Wednesday, April 23, 2014

Solving the fund manager dilema

Nassim Taleb pointed out a problem with assessing fund managers in The Black Swan: The Impact of the Highly Improbable. A certain number of fund manager's are going to do better than the market through dumb luck. Telling whether your fund manager is an exception or not is made more difficult by the fact that under performing managers are fired and new fund managers are added to the pool.
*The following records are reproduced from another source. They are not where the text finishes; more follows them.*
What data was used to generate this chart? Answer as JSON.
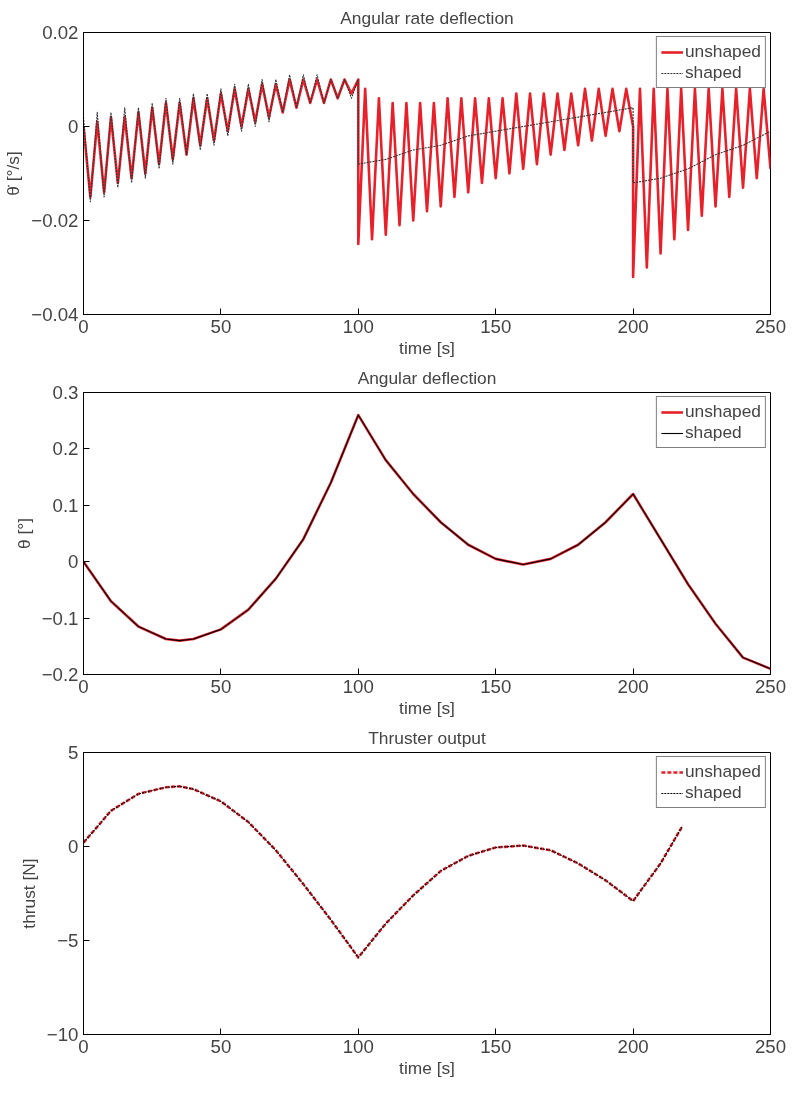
{
  "chart_data": [
    {
      "type": "line",
      "title": "Angular rate deflection",
      "xlabel": "time [s]",
      "ylabel": "θ̇ [°/s]",
      "xlim": [
        0,
        250
      ],
      "xticks": [
        0,
        50,
        100,
        150,
        200,
        250
      ],
      "ylim": [
        -0.04,
        0.02
      ],
      "yticks": [
        {
          "value": -0.04,
          "label": "−0.04"
        },
        {
          "value": -0.02,
          "label": "−0.02"
        },
        0,
        0.02
      ],
      "grid": false,
      "legend": "top right",
      "series": [
        {
          "name": "unshaped",
          "color": "#e8202a",
          "line_style": "solid",
          "x": [
            0,
            2.5,
            5,
            7.5,
            10,
            12.5,
            15,
            17.5,
            20,
            22.5,
            25,
            27.5,
            30,
            32.5,
            35,
            37.5,
            40,
            42.5,
            45,
            47.5,
            50,
            52.5,
            55,
            57.5,
            60,
            62.5,
            65,
            67.5,
            70,
            72.5,
            75,
            77.5,
            80,
            82.5,
            85,
            87.5,
            90,
            92.5,
            95,
            97.5,
            100,
            100,
            102.5,
            105,
            107.5,
            110,
            112.5,
            115,
            117.5,
            120,
            122.5,
            125,
            127.5,
            130,
            132.5,
            135,
            137.5,
            140,
            142.5,
            145,
            147.5,
            150,
            152.5,
            155,
            157.5,
            160,
            162.5,
            165,
            167.5,
            170,
            172.5,
            175,
            177.5,
            180,
            182.5,
            185,
            187.5,
            190,
            192.5,
            195,
            197.5,
            200,
            200,
            202.5,
            205,
            207.5,
            210,
            212.5,
            215,
            217.5,
            220,
            222.5,
            225,
            227.5,
            230,
            232.5,
            235,
            237.5,
            240,
            242.5,
            245,
            247.5,
            250
          ],
          "values": [
            0.0,
            -0.015,
            0.001,
            -0.014,
            0.002,
            -0.012,
            0.002,
            -0.011,
            0.003,
            -0.01,
            0.004,
            -0.008,
            0.005,
            -0.007,
            0.005,
            -0.006,
            0.006,
            -0.004,
            0.006,
            -0.003,
            0.007,
            -0.001,
            0.008,
            0.0,
            0.008,
            0.001,
            0.009,
            0.002,
            0.009,
            0.003,
            0.01,
            0.004,
            0.01,
            0.005,
            0.01,
            0.005,
            0.01,
            0.006,
            0.01,
            0.007,
            0.01,
            -0.025,
            0.008,
            -0.024,
            0.006,
            -0.023,
            0.005,
            -0.021,
            0.005,
            -0.02,
            0.005,
            -0.018,
            0.005,
            -0.017,
            0.006,
            -0.015,
            0.006,
            -0.014,
            0.006,
            -0.012,
            0.006,
            -0.011,
            0.006,
            -0.01,
            0.007,
            -0.009,
            0.007,
            -0.008,
            0.007,
            -0.006,
            0.007,
            -0.005,
            0.007,
            -0.004,
            0.008,
            -0.003,
            0.008,
            -0.002,
            0.008,
            -0.001,
            0.008,
            0.0,
            -0.032,
            0.008,
            -0.03,
            0.008,
            -0.027,
            0.008,
            -0.024,
            0.008,
            -0.022,
            0.008,
            -0.019,
            0.008,
            -0.017,
            0.008,
            -0.015,
            0.008,
            -0.013,
            0.008,
            -0.011,
            0.008,
            -0.009
          ]
        },
        {
          "name": "shaped",
          "color": "#333333",
          "line_style": "dotted",
          "x": [
            0,
            2.5,
            5,
            7.5,
            10,
            12.5,
            15,
            17.5,
            20,
            22.5,
            25,
            27.5,
            30,
            32.5,
            35,
            37.5,
            40,
            42.5,
            45,
            47.5,
            50,
            52.5,
            55,
            57.5,
            60,
            62.5,
            65,
            67.5,
            70,
            72.5,
            75,
            77.5,
            80,
            82.5,
            85,
            87.5,
            90,
            92.5,
            95,
            97.5,
            100,
            100,
            110,
            120,
            130,
            140,
            150,
            160,
            170,
            180,
            190,
            200,
            200,
            210,
            220,
            230,
            240,
            250
          ],
          "values": [
            0.002,
            -0.016,
            0.003,
            -0.015,
            0.003,
            -0.013,
            0.004,
            -0.012,
            0.004,
            -0.011,
            0.005,
            -0.009,
            0.006,
            -0.008,
            0.006,
            -0.006,
            0.007,
            -0.005,
            0.007,
            -0.004,
            0.008,
            -0.002,
            0.009,
            -0.001,
            0.009,
            0.0,
            0.01,
            0.001,
            0.01,
            0.003,
            0.011,
            0.004,
            0.011,
            0.005,
            0.011,
            0.005,
            0.01,
            0.006,
            0.01,
            0.006,
            0.01,
            -0.008,
            -0.007,
            -0.005,
            -0.004,
            -0.002,
            -0.001,
            0.0,
            0.001,
            0.002,
            0.003,
            0.004,
            -0.012,
            -0.011,
            -0.009,
            -0.006,
            -0.004,
            -0.001
          ]
        }
      ]
    },
    {
      "type": "line",
      "title": "Angular deflection",
      "xlabel": "time [s]",
      "ylabel": "θ [°]",
      "xlim": [
        0,
        250
      ],
      "xticks": [
        0,
        50,
        100,
        150,
        200,
        250
      ],
      "ylim": [
        -0.2,
        0.3
      ],
      "yticks": [
        {
          "value": -0.2,
          "label": "−0.2"
        },
        {
          "value": -0.1,
          "label": "−0.1"
        },
        0,
        0.1,
        0.2,
        0.3
      ],
      "grid": false,
      "legend": "top right",
      "series": [
        {
          "name": "unshaped",
          "color": "#e8202a",
          "line_style": "solid",
          "x": [
            0,
            10,
            20,
            30,
            35,
            40,
            50,
            60,
            70,
            80,
            90,
            100,
            110,
            120,
            130,
            140,
            150,
            160,
            170,
            180,
            190,
            200,
            210,
            220,
            230,
            240,
            250
          ],
          "values": [
            0,
            -0.07,
            -0.115,
            -0.137,
            -0.14,
            -0.137,
            -0.12,
            -0.085,
            -0.03,
            0.04,
            0.14,
            0.26,
            0.18,
            0.12,
            0.07,
            0.03,
            0.005,
            -0.005,
            0.005,
            0.03,
            0.07,
            0.12,
            0.04,
            -0.04,
            -0.11,
            -0.17,
            -0.19
          ]
        },
        {
          "name": "shaped",
          "color": "#000000",
          "line_style": "solid",
          "x": [
            0,
            10,
            20,
            30,
            35,
            40,
            50,
            60,
            70,
            80,
            90,
            100,
            110,
            120,
            130,
            140,
            150,
            160,
            170,
            180,
            190,
            200,
            210,
            220,
            230,
            240,
            250
          ],
          "values": [
            0,
            -0.07,
            -0.115,
            -0.137,
            -0.14,
            -0.137,
            -0.12,
            -0.085,
            -0.03,
            0.04,
            0.14,
            0.26,
            0.18,
            0.12,
            0.07,
            0.03,
            0.005,
            -0.005,
            0.005,
            0.03,
            0.07,
            0.12,
            0.04,
            -0.04,
            -0.11,
            -0.17,
            -0.19
          ]
        }
      ]
    },
    {
      "type": "line",
      "title": "Thruster output",
      "xlabel": "time [s]",
      "ylabel": "thrust [N]",
      "xlim": [
        0,
        250
      ],
      "xticks": [
        0,
        50,
        100,
        150,
        200,
        250
      ],
      "ylim": [
        -10,
        5
      ],
      "yticks": [
        {
          "value": -10,
          "label": "−10"
        },
        {
          "value": -5,
          "label": "−5"
        },
        0,
        5
      ],
      "grid": false,
      "legend": "top right",
      "series": [
        {
          "name": "unshaped",
          "color": "#e8202a",
          "line_style": "dashed",
          "x": [
            0,
            10,
            20,
            30,
            35,
            40,
            50,
            60,
            70,
            80,
            90,
            100,
            110,
            120,
            130,
            140,
            150,
            160,
            170,
            180,
            190,
            200,
            210,
            218
          ],
          "values": [
            0.2,
            1.9,
            2.8,
            3.15,
            3.2,
            3.05,
            2.4,
            1.3,
            -0.2,
            -2.0,
            -3.9,
            -5.9,
            -4.1,
            -2.6,
            -1.3,
            -0.5,
            -0.05,
            0.05,
            -0.2,
            -0.9,
            -1.8,
            -2.9,
            -0.9,
            1.1
          ]
        },
        {
          "name": "shaped",
          "color": "#000000",
          "line_style": "dotted",
          "x": [
            0,
            10,
            20,
            30,
            35,
            40,
            50,
            60,
            70,
            80,
            90,
            100,
            110,
            120,
            130,
            140,
            150,
            160,
            170,
            180,
            190,
            200,
            210,
            218
          ],
          "values": [
            0.2,
            1.9,
            2.8,
            3.15,
            3.2,
            3.05,
            2.4,
            1.3,
            -0.2,
            -2.0,
            -3.9,
            -5.9,
            -4.1,
            -2.6,
            -1.3,
            -0.5,
            -0.05,
            0.05,
            -0.2,
            -0.9,
            -1.8,
            -2.9,
            -0.9,
            1.1
          ]
        }
      ]
    }
  ]
}
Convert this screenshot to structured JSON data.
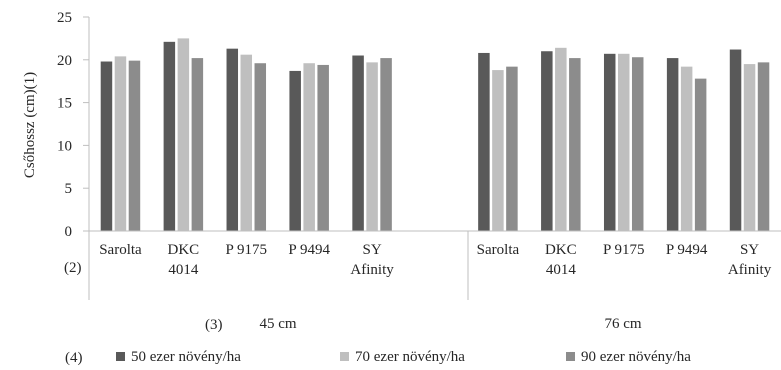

The math for static pool is straight forward: Start out with 1000 fund managers. Assess them at the end of the year. Fire the half that didn't beat the market. After the first year you have 500 survivors. After 2 years 250. After 3 years 125. And so on. If we let S be the number of survivors and P be the size of the initial pool of managers and t be the number of years, the equation would look something like this:
S = P(2)-t

And of course you can easily generalize this to allow for different drop criteria by adding a factor ρ for the ratio being kept:
S = P(ρ)-t

So what do you do when the size of the pool is changing? While I'm not directly solving the fund manager problem, I am solving an analogous one with books. Here is the scenario:
  • A pool of electronic books is made available to library patrons
  • When a library patron accesses a book the library pays a rental fee for a short term loan
  • After a set number of loans the library purchases the book outright and the book remains as part of the library's collection
  • Books are added to the pool as they become available
  • Books are removed from the pool, for example a later edition is published and replaces the existing edition
  • No purchased books are removed from the pool
How much money do you need to set aside to cover the costs of the rental fees and the purchase fees?
Which is really a bunch of related problems:
  • How many books will I purchase? At what cost (% of list price)?
  • How many books will I rent? How many times? At what cost?
  • How many books will be removed from the pool before being purchased?
In each of these cases I can use the same equation except I need to measure the size of the initial pool, P, the number of survivors, S, at time, t, to calculate my rate, ρ. Measuring the number of survivors is easy - count the number of items that meet the selected criteria at time t. For example the number of books rented at least once after 100 days. I've been grappling with how to measure the size of the initial pool. What is the correct size for the initial pool? I think I have an answer:
count the number of items that have been in the pool at least that long and were not removed from the pool before reaching that age. So what do you think? Is that the right way to do this?